Sobre a blindadociata, a Marinha informou que o evento havia sido planejado antes da agenda para a votação da PEC, não possuindo relação com ela ou qualquer outro ato em curso nos Poderes da República. A afirmação destoa da percepção do deputado Alessandro Molon, líder da oposição na Câmara, que, como muita gente mais, vê na blindadociata "uma clara tentativa do presidente de pressionar o Congresso para aprovar a proposta com base na qual ele espera melar as eleições de 2022".
A inusitada parada militar incluiu uma reverência do general que faz as vezes de ministro da Defesa ao capitão que faz as vezes de "chefe supremo das Forças Armadas", registrou Josias de Souza em sua coluna. E que ficara entendido que Ciro Nogueira, o coronel do Centrão, chegara ao quarto andar do Planalto para "estabilizar" o governo e "diminuir as tensões". E que Arthur Lira, outro coronel do mesmo pelotão, contribuiria para a estabilização encaminhando a polêmica PEC do voto impresso, que "já foi longe demais", para um "ponto final" no plenário da Câmara. A chegada dos blindados à Praça dos Três Poderes no mesmo dia que os deputados escolheram para atravessar uma derrota na traqueia do presidente foi lamentada por Lira como uma "coincidência trágica". De repente, o Centrão virou "amortecedor" de tanques.
Mal comparando, a blindadociata de Bolsonaro tem uma semelhança historiográfica com o Comício da Central, realizado em 13 de março de 1964, diante do Ministério da Guerra. Ali, os blindados pareciam representar o apoio militar ao presidente de esquerda João Goulart. Agora, representariam o aval da farda ao regime civil mais militar da história. Dono de uma genialidade que sumiu do cenário político, Carlos Lacerda chamou a manifestação realizada há 57 anos de "Comício das Lavadeiras". Ao explicar-se, disse que só havia no ato "tanques e trouxas". Dias depois, os tanques começaram a prender os trouxas.

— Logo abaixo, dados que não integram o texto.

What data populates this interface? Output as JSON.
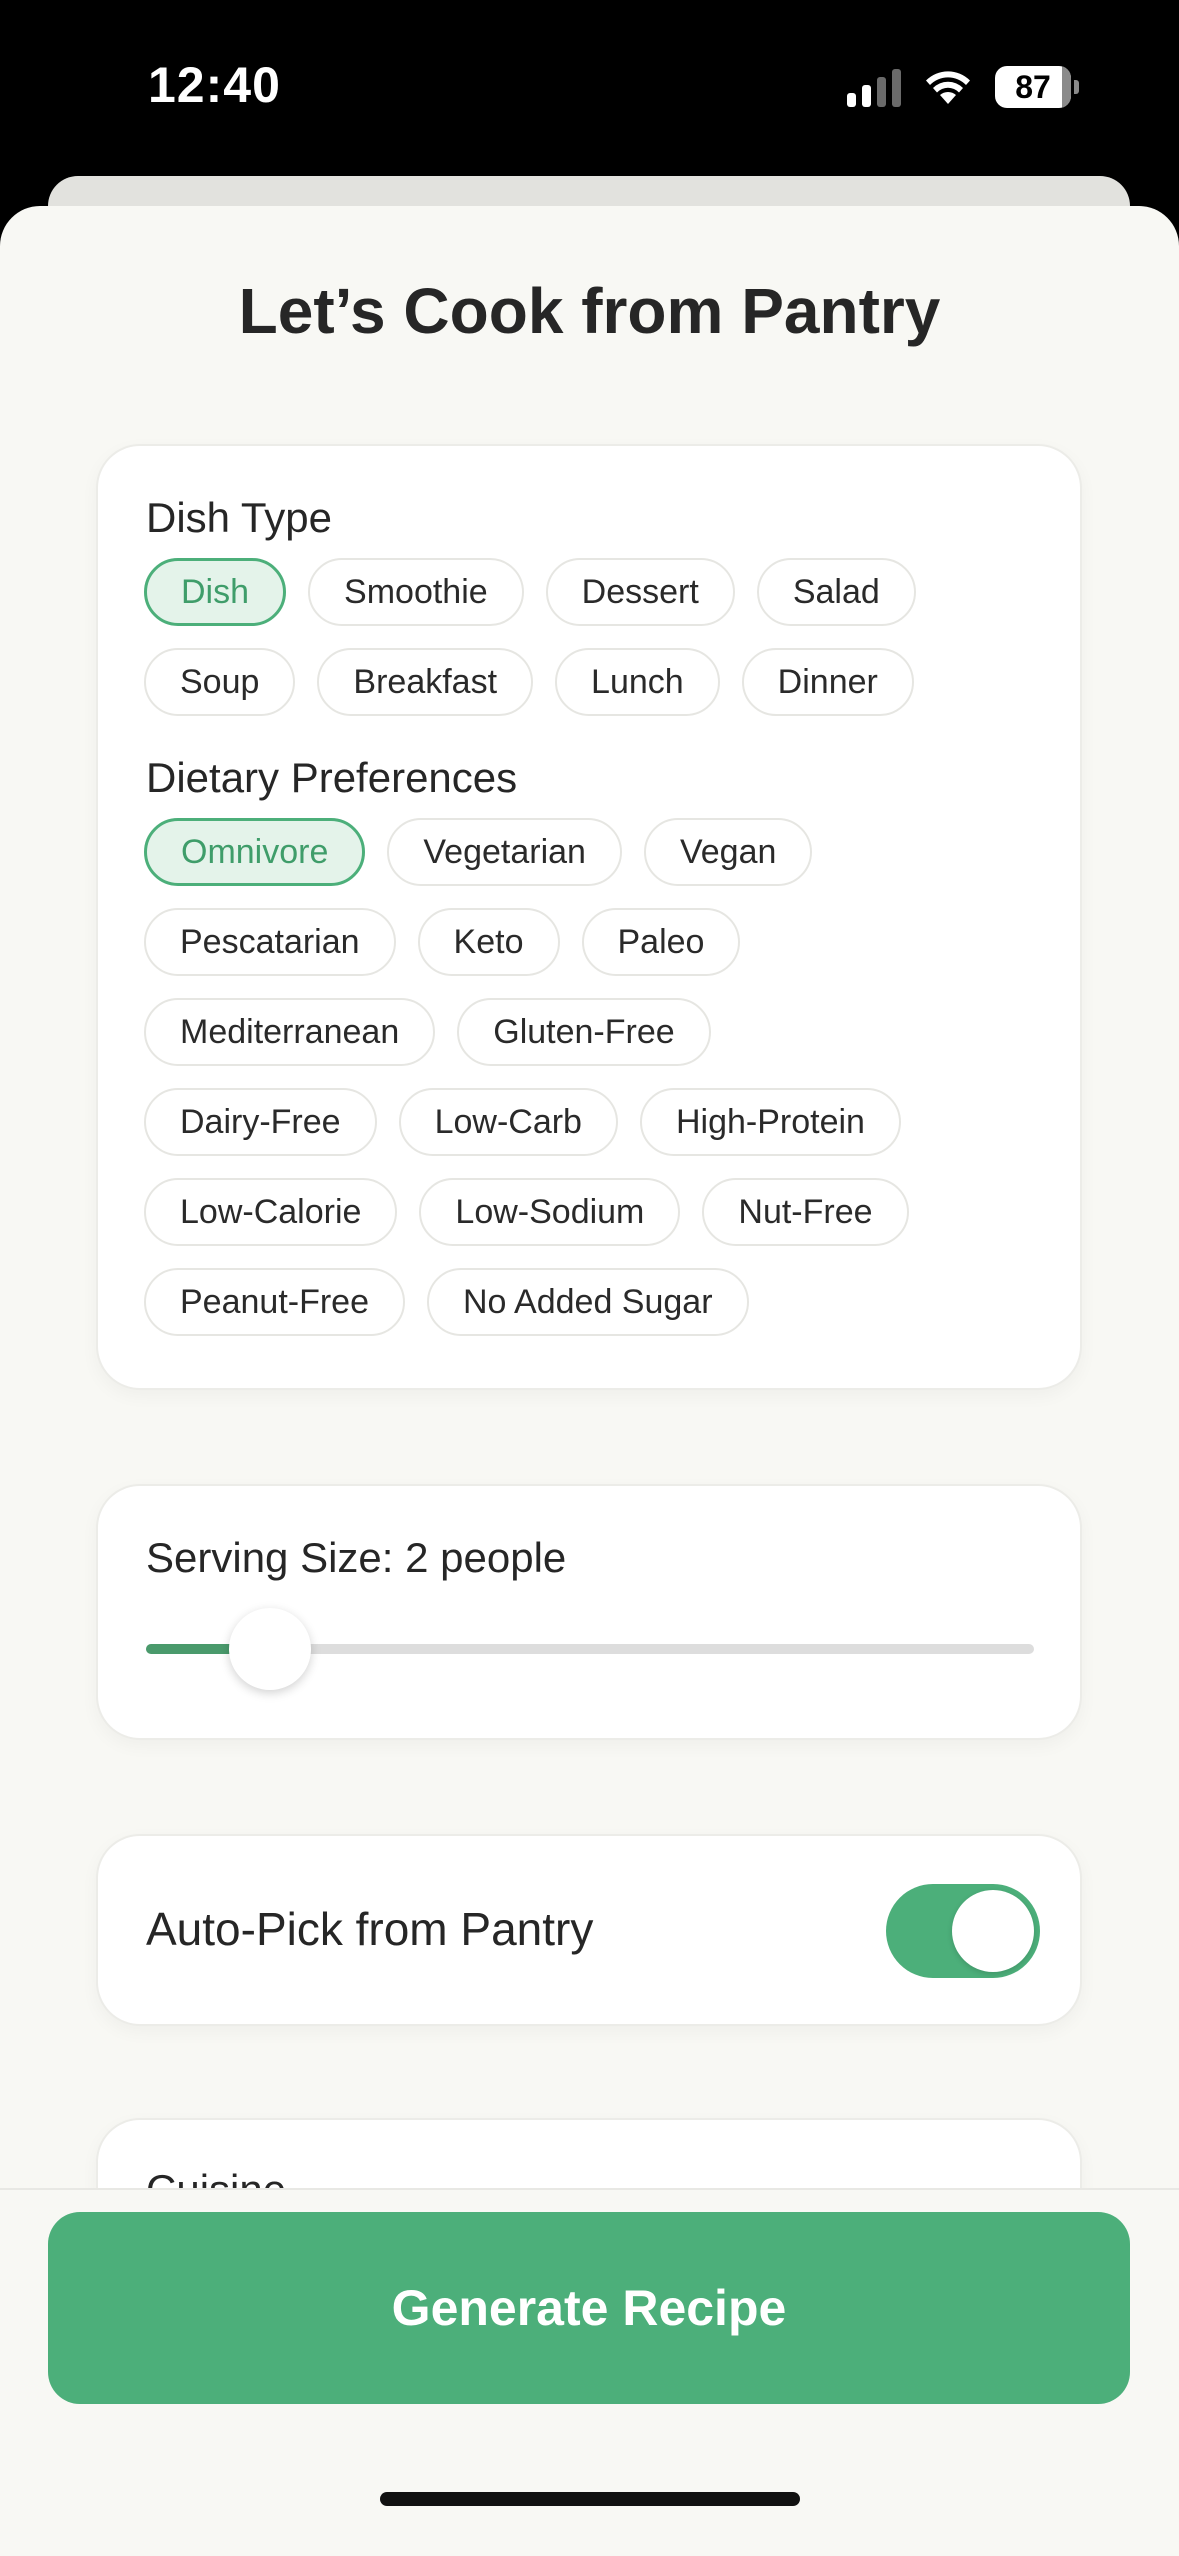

Com a popularidade em declínio e submetido a um cerco
judicial que aguça os seus maus bofes, Bolsonaro coloca os blindados na
rua com a mesma naturalidade com que retira a motocicleta da garagem. Submetido
a uma chiadeira, o capitão convida presidentes dos tribunais superiores e
congressistas para a ostentação militar.
Partidos de oposição foram ao STF para
tentar barrar o desfile de blindados, "particularmente nas adjacências do
Palácio do Congresso Nacional". A encrenca aterrissou na mesa do ministro Dias
Toffoli — dado a confraternizações com a famiglia Bolsonaro —, que indeferiu
o mandado de segurança sob o argumento de que a autoridade organizadora do
desfile é o comandante da Marinha, não o presidente da República, e a
competência para julgar e processar comandantes militares é do STJ.
A paisagem é um hábito visual. Só começa a existir depois de
1.500 olhares, dizia o cronista Nelson Rodrigues. Pois Bolsonaro
injeta anomalias em série na paisagem enquanto pisa na democracia, distraído.
Só os trouxas ainda não perceberam que passa da hora de lavar a roupa suja.